—«Tiens, Jean! tiens, mon petit, c'est toi qui moissonneras tout ça, et qui mettras la récolte en grange!»

Zola considérait cet ouvrage, poème en quatre volumes, comme le résumé de son œuvre, de sa philosophie, une sorte de testament, où il formulerait les conseils de son expérience et de son amour paternel pour tous ceux qui travaillent et qui souffrent. Déjà, les titres étaient choisis: Travail, Vérité, Justice et Fécondité, avec les noms des personnages principaux, menant l'action et personnifiant la pensée de l'auteur. Ces noms étaient ceux des quatre évangélistes, adaptation un peu puérile: Luc était désigné pour Travail, Marc pour Vérité, Jean pour Justice, Mathieu, étant l'apôtre du premier livre: Fécondité. Ils devaient tous les quatre prêcher et pratiquer l'évangile nouveau, la religion de la maternité, du travail, du vrai et du juste.
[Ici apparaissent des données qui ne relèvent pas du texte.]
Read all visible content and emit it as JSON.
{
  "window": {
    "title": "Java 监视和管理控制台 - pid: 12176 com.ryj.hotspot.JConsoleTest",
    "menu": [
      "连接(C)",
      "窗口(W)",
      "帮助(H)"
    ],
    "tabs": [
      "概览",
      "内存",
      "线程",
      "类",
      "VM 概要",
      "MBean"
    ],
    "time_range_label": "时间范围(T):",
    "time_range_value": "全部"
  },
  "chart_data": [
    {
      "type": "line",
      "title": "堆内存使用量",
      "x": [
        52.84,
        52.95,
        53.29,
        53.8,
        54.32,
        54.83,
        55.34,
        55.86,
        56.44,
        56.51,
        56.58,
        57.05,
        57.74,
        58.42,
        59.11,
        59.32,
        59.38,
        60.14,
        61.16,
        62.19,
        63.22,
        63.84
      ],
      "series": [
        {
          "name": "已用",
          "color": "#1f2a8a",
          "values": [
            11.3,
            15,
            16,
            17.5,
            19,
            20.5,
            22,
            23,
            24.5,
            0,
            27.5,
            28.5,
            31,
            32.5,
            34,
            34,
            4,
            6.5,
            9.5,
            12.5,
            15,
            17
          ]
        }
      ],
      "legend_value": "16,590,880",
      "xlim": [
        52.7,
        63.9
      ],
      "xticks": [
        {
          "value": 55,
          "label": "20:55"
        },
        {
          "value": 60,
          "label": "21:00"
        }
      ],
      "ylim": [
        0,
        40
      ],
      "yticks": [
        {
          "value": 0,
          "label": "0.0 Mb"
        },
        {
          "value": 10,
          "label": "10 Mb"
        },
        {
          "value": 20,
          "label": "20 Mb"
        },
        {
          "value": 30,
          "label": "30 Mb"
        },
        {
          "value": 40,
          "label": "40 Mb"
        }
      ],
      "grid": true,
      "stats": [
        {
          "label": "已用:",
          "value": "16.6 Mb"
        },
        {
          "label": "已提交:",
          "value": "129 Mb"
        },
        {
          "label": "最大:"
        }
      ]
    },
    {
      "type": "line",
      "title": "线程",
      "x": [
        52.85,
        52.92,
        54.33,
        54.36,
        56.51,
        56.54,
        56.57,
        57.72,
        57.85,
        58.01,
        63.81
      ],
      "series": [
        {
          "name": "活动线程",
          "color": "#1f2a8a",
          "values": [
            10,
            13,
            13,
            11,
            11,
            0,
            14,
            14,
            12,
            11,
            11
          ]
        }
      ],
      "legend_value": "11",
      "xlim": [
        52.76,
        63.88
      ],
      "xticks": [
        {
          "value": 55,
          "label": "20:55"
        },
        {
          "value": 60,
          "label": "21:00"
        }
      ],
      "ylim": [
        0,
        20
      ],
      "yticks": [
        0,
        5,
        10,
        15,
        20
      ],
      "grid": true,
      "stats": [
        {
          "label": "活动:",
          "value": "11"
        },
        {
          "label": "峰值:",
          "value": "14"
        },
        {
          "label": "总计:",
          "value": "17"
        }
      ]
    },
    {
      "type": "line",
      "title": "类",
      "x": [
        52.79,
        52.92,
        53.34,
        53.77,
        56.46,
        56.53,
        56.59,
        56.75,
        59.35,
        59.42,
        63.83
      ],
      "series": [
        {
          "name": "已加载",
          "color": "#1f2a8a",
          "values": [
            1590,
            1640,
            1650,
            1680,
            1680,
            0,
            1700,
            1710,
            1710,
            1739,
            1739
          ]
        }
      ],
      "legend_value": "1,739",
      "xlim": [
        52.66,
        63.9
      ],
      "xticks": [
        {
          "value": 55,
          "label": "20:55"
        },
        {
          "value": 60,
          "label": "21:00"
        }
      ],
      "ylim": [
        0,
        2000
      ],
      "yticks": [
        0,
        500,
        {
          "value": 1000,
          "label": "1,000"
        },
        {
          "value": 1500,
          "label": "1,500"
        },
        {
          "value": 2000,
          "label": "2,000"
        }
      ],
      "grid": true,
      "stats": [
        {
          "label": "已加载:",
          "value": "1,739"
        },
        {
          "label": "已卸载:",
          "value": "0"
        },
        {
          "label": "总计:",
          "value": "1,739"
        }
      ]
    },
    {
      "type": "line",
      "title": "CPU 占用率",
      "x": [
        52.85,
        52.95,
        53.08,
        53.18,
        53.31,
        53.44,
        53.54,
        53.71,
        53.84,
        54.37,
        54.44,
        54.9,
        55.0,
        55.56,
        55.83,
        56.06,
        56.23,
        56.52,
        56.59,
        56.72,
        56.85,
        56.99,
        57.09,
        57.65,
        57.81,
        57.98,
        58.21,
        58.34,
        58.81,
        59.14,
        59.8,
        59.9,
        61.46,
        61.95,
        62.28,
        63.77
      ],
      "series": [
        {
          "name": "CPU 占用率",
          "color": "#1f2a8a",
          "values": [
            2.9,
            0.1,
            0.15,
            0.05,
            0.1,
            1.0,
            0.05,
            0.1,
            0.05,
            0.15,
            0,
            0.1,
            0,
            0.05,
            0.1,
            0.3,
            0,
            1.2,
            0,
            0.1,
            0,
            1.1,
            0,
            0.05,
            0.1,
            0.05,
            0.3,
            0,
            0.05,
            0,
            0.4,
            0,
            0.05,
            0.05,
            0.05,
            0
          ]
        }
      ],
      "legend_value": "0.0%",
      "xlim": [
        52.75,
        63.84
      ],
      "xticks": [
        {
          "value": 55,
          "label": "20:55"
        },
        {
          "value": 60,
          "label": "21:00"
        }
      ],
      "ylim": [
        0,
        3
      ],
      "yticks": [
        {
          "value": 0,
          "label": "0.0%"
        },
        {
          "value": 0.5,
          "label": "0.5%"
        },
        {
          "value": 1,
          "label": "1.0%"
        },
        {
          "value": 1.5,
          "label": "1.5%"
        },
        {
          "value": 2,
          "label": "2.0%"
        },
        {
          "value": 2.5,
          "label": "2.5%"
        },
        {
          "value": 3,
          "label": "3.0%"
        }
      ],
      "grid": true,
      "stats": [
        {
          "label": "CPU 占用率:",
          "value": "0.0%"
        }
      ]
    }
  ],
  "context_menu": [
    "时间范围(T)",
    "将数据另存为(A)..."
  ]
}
Zola définissait ainsi la conception et la portée de cette œuvre d'évangélisation socialiste, que la mort laissa incomplète:

La société actuelle est dans une décadence irrémédiable, le vieil édifice craque de tous côtés. Chacun le reconnaît, non pas seulement les théoriciens du socialisme, mais aussi les défenseurs du régime bourgeois. Le christianisme a fait une révolution qui a bouleversé le monde romain, en supprimant l'esclavage, et en y substituant le salariat. C'était un progrès immense, car il élevait le plus grand nombre à la dignité d'hommes libres. Dans les conflits quotidiens du capital et du travail, le définitif triomphe appartiendra au travail. Mais dans quelle voie s'engagera le peuple? quelle parole il écoutera? celle de Guesde ou de Jaurès? Je l'ignore.

Mes visions, à moi, d'un avenir meilleur, où les hommes vivront dans une solidarité étroite et parfaite, n'ont pas la rigueur d'une doctrine. C'est une utopie.

Maintenant on a dit que les utopies étaient souvent les vérités du lendemain. Pour écrire Travail, je demanderais à Jaurès de m'expliquer sa conception du socialisme.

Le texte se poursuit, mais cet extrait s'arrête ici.